Overall, 691 piRNAs were expressed. Persistent changes in piRNA expression over time were identified, with specific patterns associated with the different arsenic species. In HBECs (non-malignant lung tissue), 14 piRNAs were persistently upregulated and 16 downregulated in response to AsIII. Similarly, 6 were up- and 11 downregulated when the same cells were exposed to AsV. Only 1 piRNA, DQ598008, was commonly upregulated in response to both arsenic species, while 4 piRNAs were commonly downregulated. Lung cancer cell lines follow the same arsenic species-specific trends, with a high subtype-specificity indicating these species maintain a role during lung tumor development. Remarkably, we found an enrichment of genes associated with methyltransferase activities predicted to be targeted by piRNAs altered by AsIII (a biologically-relevant form of arsenic), evidencing their role in arsenic-related carcinogenic mechanisms.

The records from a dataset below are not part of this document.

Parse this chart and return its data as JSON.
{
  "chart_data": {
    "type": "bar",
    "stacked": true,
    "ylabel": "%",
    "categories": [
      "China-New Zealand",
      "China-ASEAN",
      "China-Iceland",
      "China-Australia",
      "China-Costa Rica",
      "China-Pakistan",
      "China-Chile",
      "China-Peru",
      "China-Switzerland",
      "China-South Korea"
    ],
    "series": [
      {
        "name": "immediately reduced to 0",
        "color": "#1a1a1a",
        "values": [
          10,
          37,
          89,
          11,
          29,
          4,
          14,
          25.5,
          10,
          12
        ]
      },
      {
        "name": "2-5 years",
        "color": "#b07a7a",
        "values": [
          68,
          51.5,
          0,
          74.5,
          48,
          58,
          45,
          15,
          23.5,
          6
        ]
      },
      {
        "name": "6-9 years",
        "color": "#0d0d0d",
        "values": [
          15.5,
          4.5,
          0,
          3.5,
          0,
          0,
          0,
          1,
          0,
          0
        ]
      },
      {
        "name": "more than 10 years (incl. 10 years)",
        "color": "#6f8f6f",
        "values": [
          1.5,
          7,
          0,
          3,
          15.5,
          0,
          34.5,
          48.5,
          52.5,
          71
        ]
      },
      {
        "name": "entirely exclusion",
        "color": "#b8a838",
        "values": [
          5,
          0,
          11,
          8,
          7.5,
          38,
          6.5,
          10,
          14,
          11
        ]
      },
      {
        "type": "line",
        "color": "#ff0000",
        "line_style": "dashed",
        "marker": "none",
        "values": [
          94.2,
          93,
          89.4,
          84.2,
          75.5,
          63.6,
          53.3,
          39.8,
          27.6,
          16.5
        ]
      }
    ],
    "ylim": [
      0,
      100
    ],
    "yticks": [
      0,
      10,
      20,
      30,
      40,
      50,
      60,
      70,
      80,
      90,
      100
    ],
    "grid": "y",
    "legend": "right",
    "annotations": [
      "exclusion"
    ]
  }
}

Arsenic induces persistent alterations in the lung sncRNA transcriptome, particularly piRNAs, impacting pathways linked to epigenetic regulation. Together, these results provide insights into sncRNA-related mechanisms in arsenic-induced lung carcinogenesis. Moreover, different arsenic species induce distinct alteration patterns, highlighting the relevance of the source of exposure. piRNAs, as with other sncRNAs, are stable in biofluids, circulating tumour cells, and archival clinical materials. Therefore, piRNAs hold great promise as potential exposure and monitoring biomarkers for arsenic-related health effects.